In the culture and practice of the Roman Catholic Church - a Shrine to the Virgin Mary (or Marian shrine) is a shrine marking an apparition or other miracle ascribed to the Blessed Virgin Mary, or a site on which is centered a historically strong Marian devotion. Such locales are often the destination of pilgrimages.
Some of the largest shrines are due to reported Marian apparitions to young and simple people on remote hilltops that had hardly been heard of prior to the reported apparition. The case of Saint Juan Diego's reported vision of Our Lady of Guadalupe in 1531 is similar to the case of Saint Bernadette Soubirous's vision in 1858 of Our Lady of Lourdes.

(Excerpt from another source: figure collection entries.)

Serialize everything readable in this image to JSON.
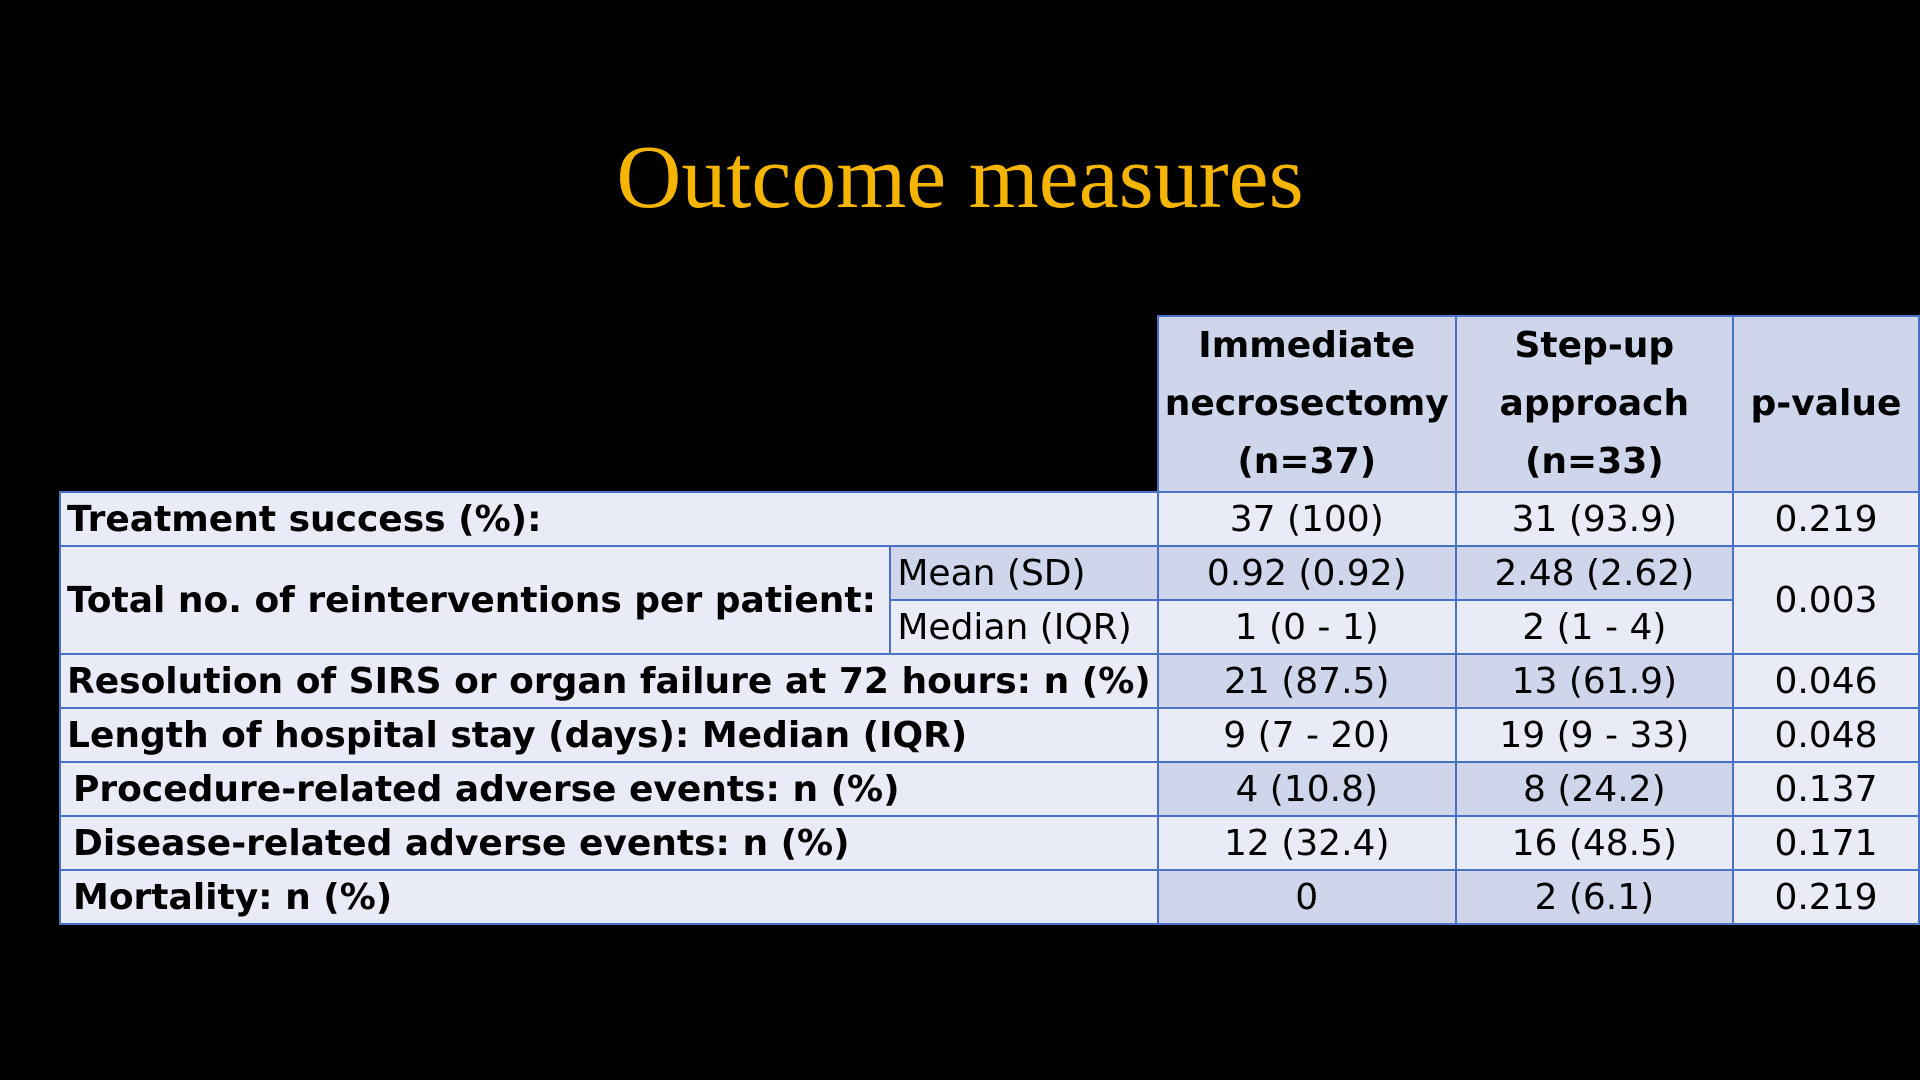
{
  "title": "Outcome measures",
  "table": {
    "headers": {
      "immediate": [
        "Immediate",
        "necrosectomy",
        "(n=37)"
      ],
      "stepup": [
        "Step-up",
        "approach",
        "(n=33)"
      ],
      "pvalue": "p-value"
    },
    "rows": {
      "treatment_success": {
        "label": "Treatment success (%):",
        "immediate": "37 (100)",
        "stepup": "31 (93.9)",
        "pvalue": "0.219"
      },
      "reinterventions": {
        "label": "Total no. of reinterventions per patient:",
        "mean_label": "Mean (SD)",
        "mean_immediate": "0.92 (0.92)",
        "mean_stepup": "2.48 (2.62)",
        "median_label": "Median (IQR)",
        "median_immediate": "1 (0 - 1)",
        "median_stepup": "2 (1 - 4)",
        "pvalue": "0.003"
      },
      "sirs": {
        "label": "Resolution of SIRS or organ failure at 72 hours: n (%)",
        "immediate": "21 (87.5)",
        "stepup": "13 (61.9)",
        "pvalue": "0.046"
      },
      "hospital_stay": {
        "label": "Length of hospital stay (days): Median (IQR)",
        "immediate": "9 (7 - 20)",
        "stepup": "19 (9 - 33)",
        "pvalue": "0.048"
      },
      "procedure_adverse": {
        "label": "Procedure-related adverse events: n (%)",
        "immediate": "4 (10.8)",
        "stepup": "8 (24.2)",
        "pvalue": "0.137"
      },
      "disease_adverse": {
        "label": "Disease-related adverse events: n (%)",
        "immediate": "12 (32.4)",
        "stepup": "16 (48.5)",
        "pvalue": "0.171"
      },
      "mortality": {
        "label": "Mortality: n (%)",
        "immediate": "0",
        "stepup": "2 (6.1)",
        "pvalue": "0.219"
      }
    }
  },
  "colors": {
    "background": "#000000",
    "title": "#f5b400",
    "header_fill": "#cfd6ec",
    "cell_fill": "#e9ecf6",
    "border": "#4a72c4"
  }
}
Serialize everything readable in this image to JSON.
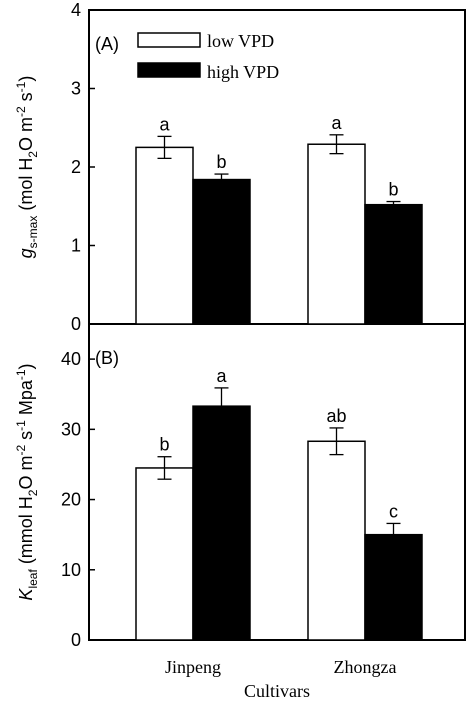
{
  "chart_data": [
    {
      "type": "bar",
      "panel_label": "(A)",
      "categories": [
        "Jinpeng",
        "Zhongza"
      ],
      "series": [
        {
          "name": "low VPD",
          "values": [
            2.25,
            2.29
          ],
          "errors": [
            0.14,
            0.12
          ],
          "letters": [
            "a",
            "a"
          ]
        },
        {
          "name": "high VPD",
          "values": [
            1.84,
            1.52
          ],
          "errors": [
            0.07,
            0.04
          ],
          "letters": [
            "b",
            "b"
          ]
        }
      ],
      "ylim": [
        0,
        4
      ],
      "yticks": [
        "0",
        "1",
        "2",
        "3",
        "4"
      ],
      "ylabel_main": "g",
      "ylabel_sub": "s-max",
      "ylabel_unit": " (mol H",
      "ylabel_unit_sub": "2",
      "ylabel_unit_rest": "O m",
      "ylabel_exp1": "-2",
      "ylabel_s": " s",
      "ylabel_exp2": "-1",
      "ylabel_close": ")",
      "legend_position": "top-left",
      "grid": false
    },
    {
      "type": "bar",
      "panel_label": "(B)",
      "categories": [
        "Jinpeng",
        "Zhongza"
      ],
      "series": [
        {
          "name": "low VPD",
          "values": [
            24.5,
            28.3
          ],
          "errors": [
            1.6,
            1.9
          ],
          "letters": [
            "b",
            "ab"
          ]
        },
        {
          "name": "high VPD",
          "values": [
            33.3,
            15.0
          ],
          "errors": [
            2.6,
            1.6
          ],
          "letters": [
            "a",
            "c"
          ]
        }
      ],
      "ylim": [
        0,
        45
      ],
      "yticks": [
        "0",
        "10",
        "20",
        "30",
        "40"
      ],
      "ylabel_main": "K",
      "ylabel_sub": "leaf",
      "ylabel_unit": " (mmol H",
      "ylabel_unit_sub": "2",
      "ylabel_unit_rest": "O m",
      "ylabel_exp1": "-2",
      "ylabel_s": " s",
      "ylabel_exp2": "-1",
      "ylabel_mpa": " Mpa",
      "ylabel_exp3": "-1",
      "ylabel_close": ")",
      "grid": false
    }
  ],
  "xlabel": "Cultivars",
  "colors": {
    "low_vpd_fill": "#ffffff",
    "high_vpd_fill": "#000000",
    "axis": "#000000"
  }
}
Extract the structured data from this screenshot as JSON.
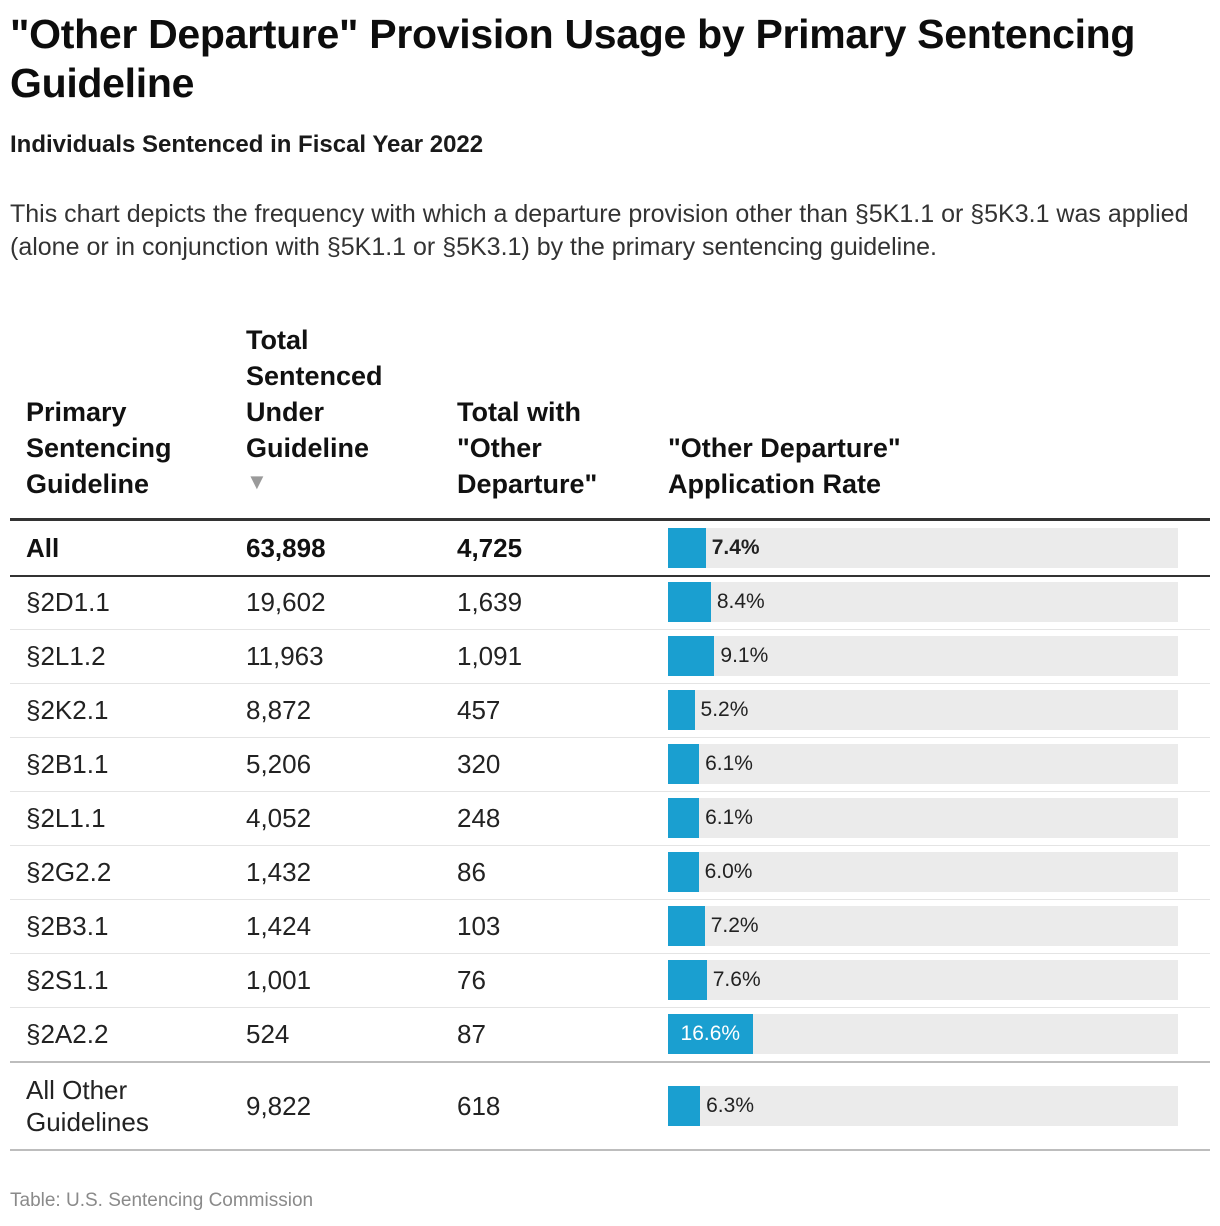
{
  "title": "\"Other Departure\" Provision Usage by Primary Sentencing Guideline",
  "subtitle": "Individuals Sentenced in Fiscal Year 2022",
  "description": "This chart depicts the frequency with which a departure provision other than §5K1.1 or §5K3.1 was applied (alone or in conjunction with §5K1.1 or §5K3.1) by the primary sentencing guideline.",
  "columns": {
    "guideline": "Primary Sentencing Guideline",
    "total": "Total Sentenced Under Guideline",
    "sort_indicator": "▼",
    "other": "Total with \"Other Departure\"",
    "rate": "\"Other Departure\" Application Rate"
  },
  "source": "Table: U.S. Sentencing Commission",
  "colors": {
    "bar": "#1a9fd0",
    "track": "#ebebeb"
  },
  "chart_data": {
    "type": "table",
    "title": "\"Other Departure\" Provision Usage by Primary Sentencing Guideline",
    "rate_axis": [
      0,
      100
    ],
    "rows": [
      {
        "guideline": "All",
        "total": "63,898",
        "other": "4,725",
        "rate": 7.4,
        "rate_label": "7.4%"
      },
      {
        "guideline": "§2D1.1",
        "total": "19,602",
        "other": "1,639",
        "rate": 8.4,
        "rate_label": "8.4%"
      },
      {
        "guideline": "§2L1.2",
        "total": "11,963",
        "other": "1,091",
        "rate": 9.1,
        "rate_label": "9.1%"
      },
      {
        "guideline": "§2K2.1",
        "total": "8,872",
        "other": "457",
        "rate": 5.2,
        "rate_label": "5.2%"
      },
      {
        "guideline": "§2B1.1",
        "total": "5,206",
        "other": "320",
        "rate": 6.1,
        "rate_label": "6.1%"
      },
      {
        "guideline": "§2L1.1",
        "total": "4,052",
        "other": "248",
        "rate": 6.1,
        "rate_label": "6.1%"
      },
      {
        "guideline": "§2G2.2",
        "total": "1,432",
        "other": "86",
        "rate": 6.0,
        "rate_label": "6.0%"
      },
      {
        "guideline": "§2B3.1",
        "total": "1,424",
        "other": "103",
        "rate": 7.2,
        "rate_label": "7.2%"
      },
      {
        "guideline": "§2S1.1",
        "total": "1,001",
        "other": "76",
        "rate": 7.6,
        "rate_label": "7.6%"
      },
      {
        "guideline": "§2A2.2",
        "total": "524",
        "other": "87",
        "rate": 16.6,
        "rate_label": "16.6%"
      },
      {
        "guideline": "All Other Guidelines",
        "total": "9,822",
        "other": "618",
        "rate": 6.3,
        "rate_label": "6.3%"
      }
    ]
  }
}
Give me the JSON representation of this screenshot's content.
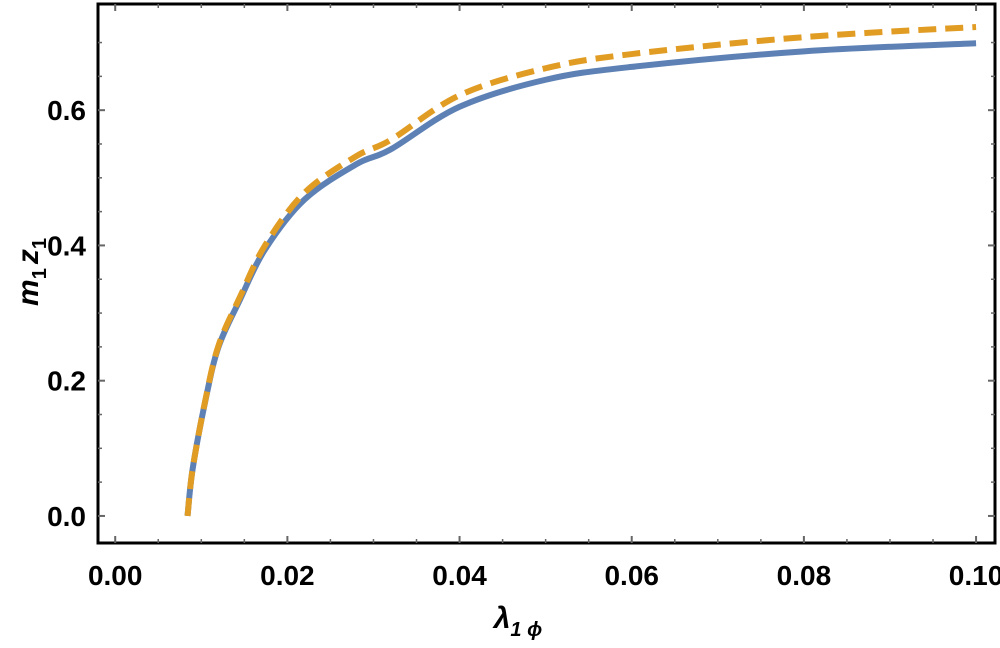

Both saints reported a miraculous Lady on a hilltop who asked them to request that the local priests build a chapel at the site of the vision. Both visions included a reference to roses and led to large churches being built at the sites. Like Our Lady of Guadalupe in Mexico, Our Lady of Lourdes is a major Catholic symbol in France. Both visionaries were eventually declared saints.
The number of pilgrims who visit some of these shrines every year can be significant. E.g. Lourdes with a population of around 15,000 people, receives about 5,000,000 pilgrims every year and within France only Paris has more hotel rooms than Lourdes. Over 1,000,000 pilgrims visit the Black Madonna statue in the Chapel of Grace in Altötting, Germany every year, where for more than 500 years miracles have been attributed to praying to the Virgin Mary at that shrine.